6 thoughts on “Friday Tips: Artists Dying of Exposure II

  1. Paul the guidelines in this post are very good, thank you. I have had similar experiences with people asking me to do a painting for them using the same reasoning. If you paint this for me I will show it to all my friends at work and you will get great exposure. The implication is always that I do the painting for free. It gets even more sad when the person is suppossed to be a friend that should appreciate how much work it takes. I guess they assume painting is also fun or relaxing. Thanks again.

  2. Alex: One simple rule we’ve always stood by, even before I had a gallery and worked as a consultant out of my house: never, ever, ever do work for free when dealing with a client who can, and should, pay. It demeans you, your profession, and undermines your market. Now if you want to give work to a lover, or potential lover, that’s another matter. But business is business. I mean, how many lawyers, doctors and architects do you see working for free?

  3. Thanks for a great post, Paul! It needs to be repeated over and over, because I see artists falling into this trap on a regular basis. I really like this list of rules.

    This falls in the “Artist Beware” category along with “donating your art for a good cause.”

  4. I forward your posts about this subject (and the “silent art auction” stuff) to my artists’ list all the time. People who run auctions or want to just hang work for “exposure” look at me cross-eyed when I demand respect for the artists.

    Oh well, it takes time. My friend and I (she’s an art teacher for middle school kids, sainthood awaits her) are doing murals with kids who are disadvantaged, in trouble, etc. Guess what? They pay us and manage to find money when it’s necessary to give kids another way to work off their community service.

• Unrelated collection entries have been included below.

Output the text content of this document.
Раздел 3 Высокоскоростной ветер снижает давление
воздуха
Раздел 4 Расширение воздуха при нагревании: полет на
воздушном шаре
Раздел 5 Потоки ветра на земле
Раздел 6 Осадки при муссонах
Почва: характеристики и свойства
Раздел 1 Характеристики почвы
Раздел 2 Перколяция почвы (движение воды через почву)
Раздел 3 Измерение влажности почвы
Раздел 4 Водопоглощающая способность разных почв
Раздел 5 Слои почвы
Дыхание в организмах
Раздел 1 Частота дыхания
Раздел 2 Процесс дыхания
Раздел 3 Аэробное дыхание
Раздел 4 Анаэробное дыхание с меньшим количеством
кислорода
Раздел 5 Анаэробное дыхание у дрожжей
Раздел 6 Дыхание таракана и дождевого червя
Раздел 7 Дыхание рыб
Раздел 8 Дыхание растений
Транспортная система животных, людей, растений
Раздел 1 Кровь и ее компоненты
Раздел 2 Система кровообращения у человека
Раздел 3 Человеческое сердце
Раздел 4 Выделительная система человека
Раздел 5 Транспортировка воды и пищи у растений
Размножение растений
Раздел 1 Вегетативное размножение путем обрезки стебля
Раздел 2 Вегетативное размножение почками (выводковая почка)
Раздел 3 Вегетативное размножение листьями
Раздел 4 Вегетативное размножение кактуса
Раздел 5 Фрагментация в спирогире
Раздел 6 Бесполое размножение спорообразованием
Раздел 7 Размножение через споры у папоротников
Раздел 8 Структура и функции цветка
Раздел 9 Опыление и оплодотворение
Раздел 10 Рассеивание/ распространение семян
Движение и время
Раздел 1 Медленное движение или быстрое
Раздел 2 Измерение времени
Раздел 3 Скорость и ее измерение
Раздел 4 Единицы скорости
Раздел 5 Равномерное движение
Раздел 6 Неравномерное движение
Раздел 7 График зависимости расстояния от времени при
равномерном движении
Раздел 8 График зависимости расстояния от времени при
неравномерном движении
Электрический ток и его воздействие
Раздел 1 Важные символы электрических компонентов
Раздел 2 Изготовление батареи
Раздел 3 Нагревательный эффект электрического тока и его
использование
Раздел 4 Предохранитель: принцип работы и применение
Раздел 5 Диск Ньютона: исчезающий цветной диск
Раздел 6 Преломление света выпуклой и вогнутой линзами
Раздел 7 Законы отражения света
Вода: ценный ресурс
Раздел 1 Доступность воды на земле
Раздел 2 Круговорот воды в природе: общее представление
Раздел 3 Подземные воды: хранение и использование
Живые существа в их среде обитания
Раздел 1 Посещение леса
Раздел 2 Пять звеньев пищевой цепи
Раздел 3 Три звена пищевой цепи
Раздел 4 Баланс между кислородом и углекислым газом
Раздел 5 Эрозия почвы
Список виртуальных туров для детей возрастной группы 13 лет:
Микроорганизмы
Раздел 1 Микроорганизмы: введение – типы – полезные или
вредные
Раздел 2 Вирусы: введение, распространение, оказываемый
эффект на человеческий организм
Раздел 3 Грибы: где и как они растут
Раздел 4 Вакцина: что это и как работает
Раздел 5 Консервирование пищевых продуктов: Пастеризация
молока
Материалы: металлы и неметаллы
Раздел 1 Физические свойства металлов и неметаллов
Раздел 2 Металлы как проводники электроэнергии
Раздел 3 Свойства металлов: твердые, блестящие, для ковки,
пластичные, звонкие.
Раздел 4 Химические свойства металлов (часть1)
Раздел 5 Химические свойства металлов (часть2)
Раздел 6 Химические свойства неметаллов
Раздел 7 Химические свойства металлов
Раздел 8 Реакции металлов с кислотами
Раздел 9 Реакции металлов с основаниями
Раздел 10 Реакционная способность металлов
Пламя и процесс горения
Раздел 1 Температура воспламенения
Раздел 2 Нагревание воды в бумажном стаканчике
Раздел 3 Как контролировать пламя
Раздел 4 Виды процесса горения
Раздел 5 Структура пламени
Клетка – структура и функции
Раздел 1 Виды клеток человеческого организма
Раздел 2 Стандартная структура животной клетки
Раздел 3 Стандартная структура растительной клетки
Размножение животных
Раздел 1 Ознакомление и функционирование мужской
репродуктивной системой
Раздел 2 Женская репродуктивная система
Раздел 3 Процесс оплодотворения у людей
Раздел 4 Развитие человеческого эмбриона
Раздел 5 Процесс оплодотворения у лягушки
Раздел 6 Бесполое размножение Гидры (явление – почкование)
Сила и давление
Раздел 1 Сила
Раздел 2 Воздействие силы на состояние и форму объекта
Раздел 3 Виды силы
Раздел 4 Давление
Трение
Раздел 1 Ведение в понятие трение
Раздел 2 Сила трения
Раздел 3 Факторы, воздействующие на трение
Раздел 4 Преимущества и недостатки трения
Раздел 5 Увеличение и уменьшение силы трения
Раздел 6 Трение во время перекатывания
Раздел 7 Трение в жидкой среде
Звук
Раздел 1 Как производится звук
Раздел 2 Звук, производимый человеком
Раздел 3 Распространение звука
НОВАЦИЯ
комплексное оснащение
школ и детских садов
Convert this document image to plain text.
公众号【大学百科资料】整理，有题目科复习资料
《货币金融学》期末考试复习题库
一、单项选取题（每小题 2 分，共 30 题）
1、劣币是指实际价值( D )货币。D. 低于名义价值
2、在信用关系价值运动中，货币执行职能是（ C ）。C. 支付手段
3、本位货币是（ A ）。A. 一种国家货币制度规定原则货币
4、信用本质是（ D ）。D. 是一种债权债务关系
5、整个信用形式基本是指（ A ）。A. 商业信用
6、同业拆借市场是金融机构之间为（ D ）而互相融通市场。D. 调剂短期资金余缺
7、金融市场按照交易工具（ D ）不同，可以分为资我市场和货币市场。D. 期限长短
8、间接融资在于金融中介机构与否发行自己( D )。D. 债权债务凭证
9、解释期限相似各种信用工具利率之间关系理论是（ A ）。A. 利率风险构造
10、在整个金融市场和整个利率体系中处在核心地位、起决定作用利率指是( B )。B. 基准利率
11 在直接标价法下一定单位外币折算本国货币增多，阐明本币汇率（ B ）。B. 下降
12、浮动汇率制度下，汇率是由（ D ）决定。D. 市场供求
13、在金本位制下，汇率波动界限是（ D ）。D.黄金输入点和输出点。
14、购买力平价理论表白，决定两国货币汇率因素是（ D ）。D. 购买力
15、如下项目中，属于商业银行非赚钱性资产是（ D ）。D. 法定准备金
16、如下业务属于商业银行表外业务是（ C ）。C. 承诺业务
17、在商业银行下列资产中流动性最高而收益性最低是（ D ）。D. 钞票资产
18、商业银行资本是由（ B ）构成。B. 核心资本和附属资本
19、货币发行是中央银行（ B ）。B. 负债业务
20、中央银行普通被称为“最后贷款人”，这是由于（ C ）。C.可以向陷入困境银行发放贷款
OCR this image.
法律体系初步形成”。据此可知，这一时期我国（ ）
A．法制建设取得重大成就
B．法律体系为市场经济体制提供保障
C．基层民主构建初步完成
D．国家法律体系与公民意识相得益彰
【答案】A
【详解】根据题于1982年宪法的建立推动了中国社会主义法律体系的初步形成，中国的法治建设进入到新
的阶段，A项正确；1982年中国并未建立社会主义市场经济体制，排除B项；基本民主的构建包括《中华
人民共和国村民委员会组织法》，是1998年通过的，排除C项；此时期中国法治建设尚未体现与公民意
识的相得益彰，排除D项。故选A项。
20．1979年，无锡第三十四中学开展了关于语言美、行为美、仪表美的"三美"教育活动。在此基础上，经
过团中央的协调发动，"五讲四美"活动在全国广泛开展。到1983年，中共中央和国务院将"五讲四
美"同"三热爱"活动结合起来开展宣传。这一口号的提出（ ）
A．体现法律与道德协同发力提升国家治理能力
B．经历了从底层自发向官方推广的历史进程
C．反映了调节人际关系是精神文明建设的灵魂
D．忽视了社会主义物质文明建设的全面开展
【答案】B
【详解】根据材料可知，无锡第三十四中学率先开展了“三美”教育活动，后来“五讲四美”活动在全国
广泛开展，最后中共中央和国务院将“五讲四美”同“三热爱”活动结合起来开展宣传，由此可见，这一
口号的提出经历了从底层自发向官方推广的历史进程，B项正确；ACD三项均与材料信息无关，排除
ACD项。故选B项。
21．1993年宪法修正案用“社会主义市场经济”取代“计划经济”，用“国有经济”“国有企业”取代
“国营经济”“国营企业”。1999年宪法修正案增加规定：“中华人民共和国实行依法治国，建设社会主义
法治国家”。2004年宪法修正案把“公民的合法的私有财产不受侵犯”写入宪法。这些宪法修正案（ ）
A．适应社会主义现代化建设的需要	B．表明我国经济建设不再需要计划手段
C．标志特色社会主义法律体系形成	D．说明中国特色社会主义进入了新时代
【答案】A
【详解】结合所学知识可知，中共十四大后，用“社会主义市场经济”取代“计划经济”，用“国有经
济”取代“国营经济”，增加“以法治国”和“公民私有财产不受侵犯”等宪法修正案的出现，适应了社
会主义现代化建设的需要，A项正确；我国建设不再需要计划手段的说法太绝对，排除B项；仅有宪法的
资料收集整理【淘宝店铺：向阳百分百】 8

    I quote you all the time when these groups want it for free. If it’s important enough, they find the money.

    Thank you Paul.

  5. Jayne: Glad you’re forwarding the information. It’s past time that artists got tough about these issues, and received their due, since until society as a whole recognizes their essential value, they’ll continue to be seen as valueless.

    Great thing you’re doing with the kids. There needs to be more of it.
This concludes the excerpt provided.